Get Medicare to tell patients they must pay When you tell a patient he'll have to pay for a lab test, you want the insurer to send the same message. Modifiers are your best shot at getting patients to pay for noncovered tests. Modifiers Explain ABN Status By using the proper modifier, Medicare's explanation of benefits (EOB) will notify the patient when he has to pay. Use the following descriptions to guide your modifier choice:
Medicare and some other payers will back up your message that a lab test is not covered when you use the proper modifiers to indicate whether you've issued an advance beneficiary notice (ABN).
Don't miss: You typically use one of three modifiers with ABNs: GA, GY, and GZ, says Jean Acevedo, LHRM, CPC, CHC, senior consultant for Acevedo Consulting in Delray Beach, Fla.
Use modifier GA when you've issued an ABN because you expect Medicare to deny the service as not medically necessary. This might include tests ordered without a payable diagnosis code or those ordered more frequently than covered.

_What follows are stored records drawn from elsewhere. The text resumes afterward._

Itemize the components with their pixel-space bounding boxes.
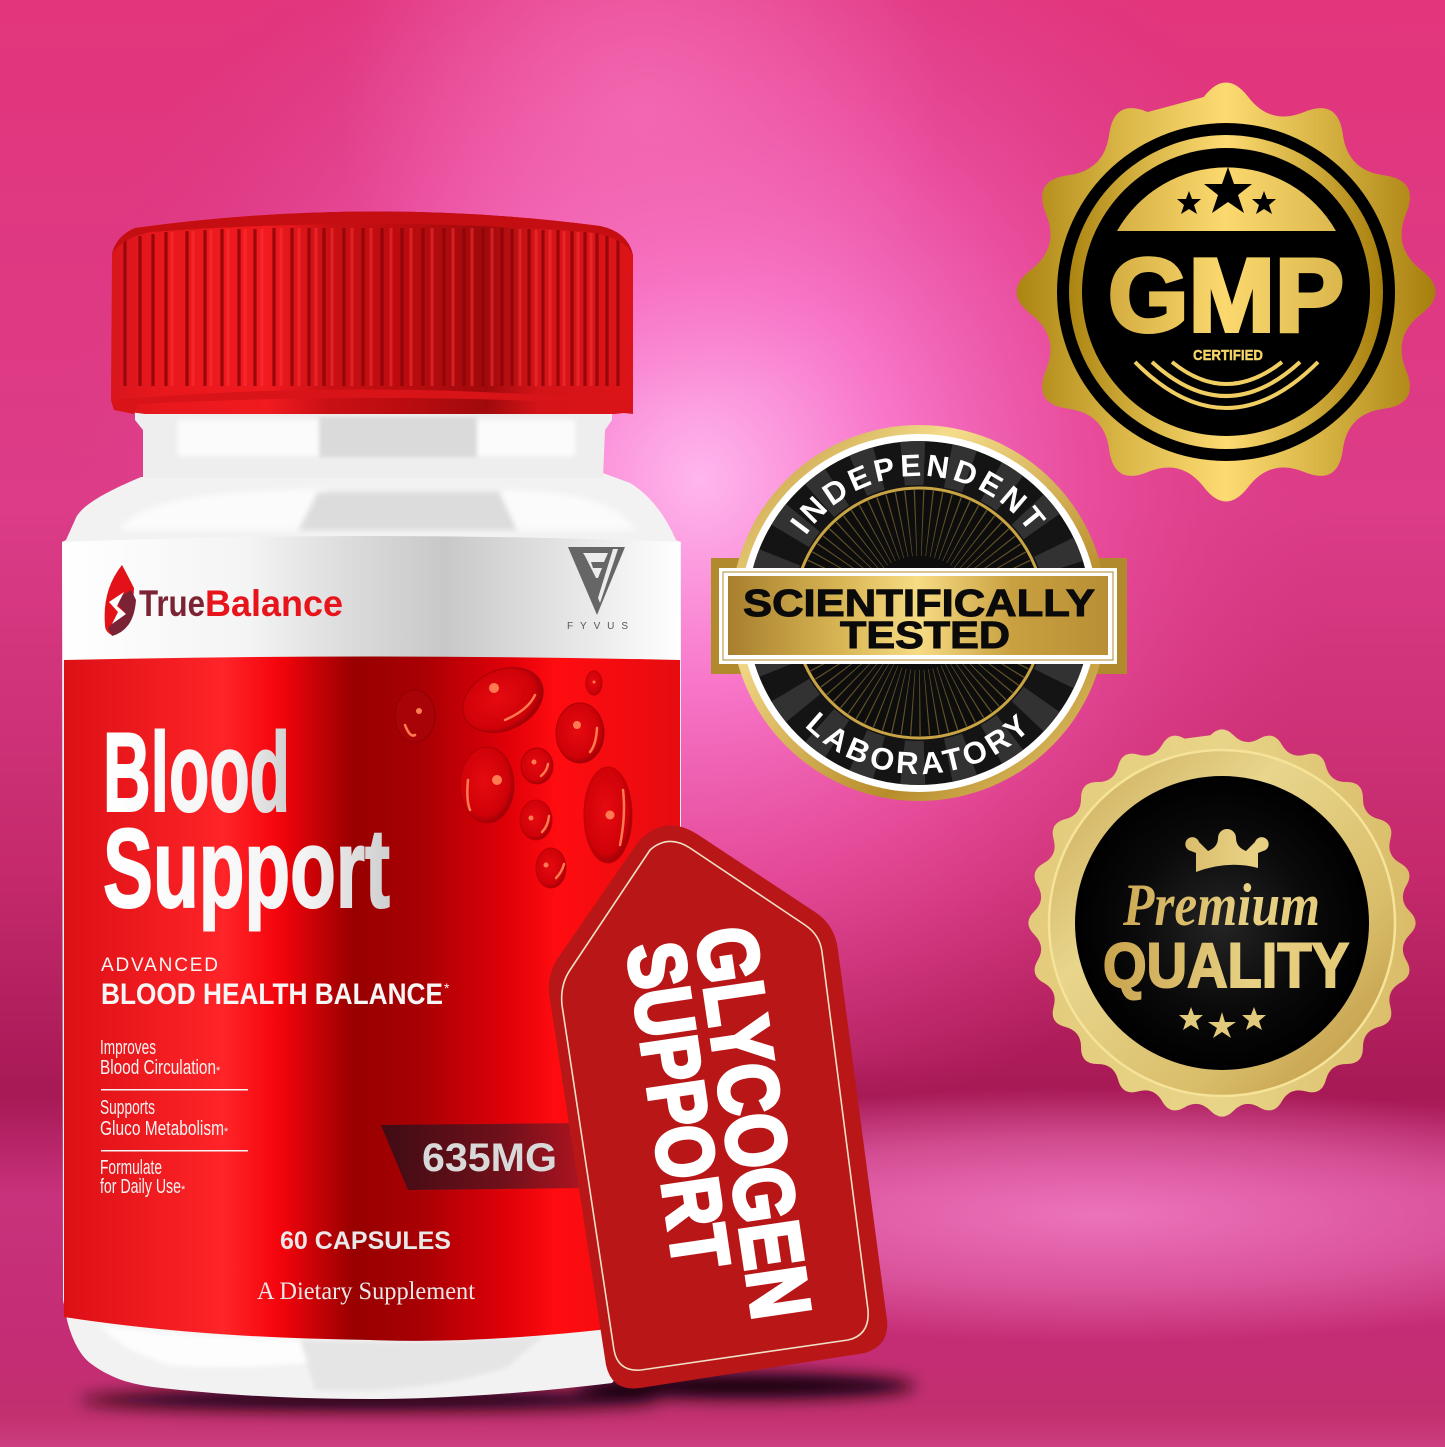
logo: True Balance: [105, 565, 343, 636]
icon: blood drop logo: [105, 565, 136, 636]
dosage banner: 635MG: [381, 1123, 585, 1190]
tag: glycogen support: [549, 825, 887, 1389]
bottle neck: [135, 398, 612, 478]
laboratory arc text: LABORATORY: [806, 712, 1025, 774]
certified text: CERTIFIED: [1193, 347, 1263, 364]
logo: True Balance: True: [139, 583, 205, 624]
GMP text: GMP: [1108, 238, 1344, 354]
bottle body: [62, 473, 681, 1399]
red blood cells: [395, 655, 632, 888]
benefits list: Gluco Metabolism: [100, 1118, 224, 1140]
independent arc text: INDEPENDENT: [790, 454, 1046, 534]
benefits list: [100, 1037, 248, 1198]
subtitle: ADVANCED: [101, 955, 218, 976]
tag: glycogen support: GLYCOGEN: [678, 921, 829, 1324]
benefits list: Supports: [100, 1097, 155, 1119]
ribbon: [719, 568, 1117, 664]
dietary supplement line: A Dietary Supplement: [257, 1278, 475, 1305]
badge: scientifically tested: [711, 425, 1127, 801]
arcs: [1135, 362, 1318, 408]
bottle shadow on floor: [80, 1373, 915, 1410]
dome with stars: [1117, 167, 1336, 231]
benefits list: Blood Circulation: [100, 1057, 216, 1079]
icon: crown: [1185, 829, 1269, 872]
benefits list: Formulate: [100, 1157, 162, 1179]
benefits list: *: [181, 1184, 186, 1196]
dosage banner: 635MG: 635MG: [422, 1136, 557, 1180]
logo: FYVUS: [567, 547, 628, 632]
title: Blood Support: Support: [103, 806, 390, 931]
badge: premium quality: [1028, 729, 1416, 1117]
three stars: [1179, 1007, 1266, 1038]
badge: scientifically tested: TESTED: [840, 615, 1010, 657]
red label: [64, 656, 680, 1341]
center sunburst: [794, 488, 1044, 738]
subtitle: BLOOD HEALTH BALANCE: [101, 978, 443, 1011]
benefits list: for Daily Use: [100, 1176, 181, 1198]
quality text: QUALITY: [1103, 931, 1349, 1001]
benefits list: *: [216, 1065, 221, 1077]
ring shading spokes: [769, 463, 1069, 763]
capsule count: 60 CAPSULES: [280, 1227, 451, 1255]
seal shape: [1016, 82, 1436, 502]
bottle: [62, 211, 681, 1399]
ribbon text: SCIENTIFICALLY: [743, 583, 1095, 625]
badge: GMP certified: [1016, 82, 1436, 502]
subtitle: *: [444, 980, 450, 996]
ribbon back tabs: [711, 558, 1127, 674]
benefits list: Improves: [100, 1037, 156, 1059]
bottle base highlights: [100, 1325, 545, 1391]
seal ring: [731, 425, 1107, 801]
subtitle: [101, 955, 450, 1011]
shoulder highlights: [120, 489, 635, 530]
tag: glycogen support: SUPPORT: [610, 936, 746, 1274]
logo: True Balance: Balance: [205, 583, 343, 624]
logo: FYVUS: FYVUS: [567, 621, 628, 632]
scalloped seal: [1028, 729, 1416, 1117]
premium script: Premium: [1122, 872, 1320, 938]
red cap: [111, 211, 633, 414]
white upper label: [62, 536, 680, 662]
benefits list: *: [224, 1126, 229, 1138]
title: Blood Support: Blood: [103, 710, 290, 835]
title: Blood Support: [103, 710, 390, 931]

Example: A physician orders a screening Pap smear (P3000, Screening Papanicolaou smear, cervical or vaginal, up to three smears, by technician under physician supervision), but the lab does not know when the patient last had the test. Because Medicare only covers one Pap test every three years unless the physician suspects cervical abnormalities, you should get the patient to sign an ABN acknowledging that she will have to pay for the test if she has had a Pap smear within the last three years.
By law, Medicare excludes some medical treatments, such as many screening tests, and you may want to inform patients of this fact. Although you're not required to issue an ABN for excluded procedures, doing so is a courtesy to the patient and may help you get paid. When you report modifier GY in these cases, Medicare will generate a denial notice that the patient may use to seek payment from secondary insurance - helping your lab avoid unpaid claims.
You don't want to have to use modifier GZ - it means you didn't issue an ABN when you should have. Thus, you can't bill the patient, and the carrier probably won't pay you.
Example: A physician orders PT (CPT 85610 , Prothrombin time) for a patient with a diagnosis of unspecified Gram-negative septicemia (038.40, Septicemia due to other Gram-negative organism, unspecified). The lab doesn't issue an ABN but discovers before billing that Medicare's PT National Coverage Determination only covers the test for unspecified septicemia (038.9, Unspecified septicemia). Expecting a denial, the lab bills 85610-GZ.
Why use modifier GZ at all if you still won't get paid? By notifying Medicare using modifier GZ, you reduce the risk of allegations of fraud or abuse when filing claims that are not medically necessary.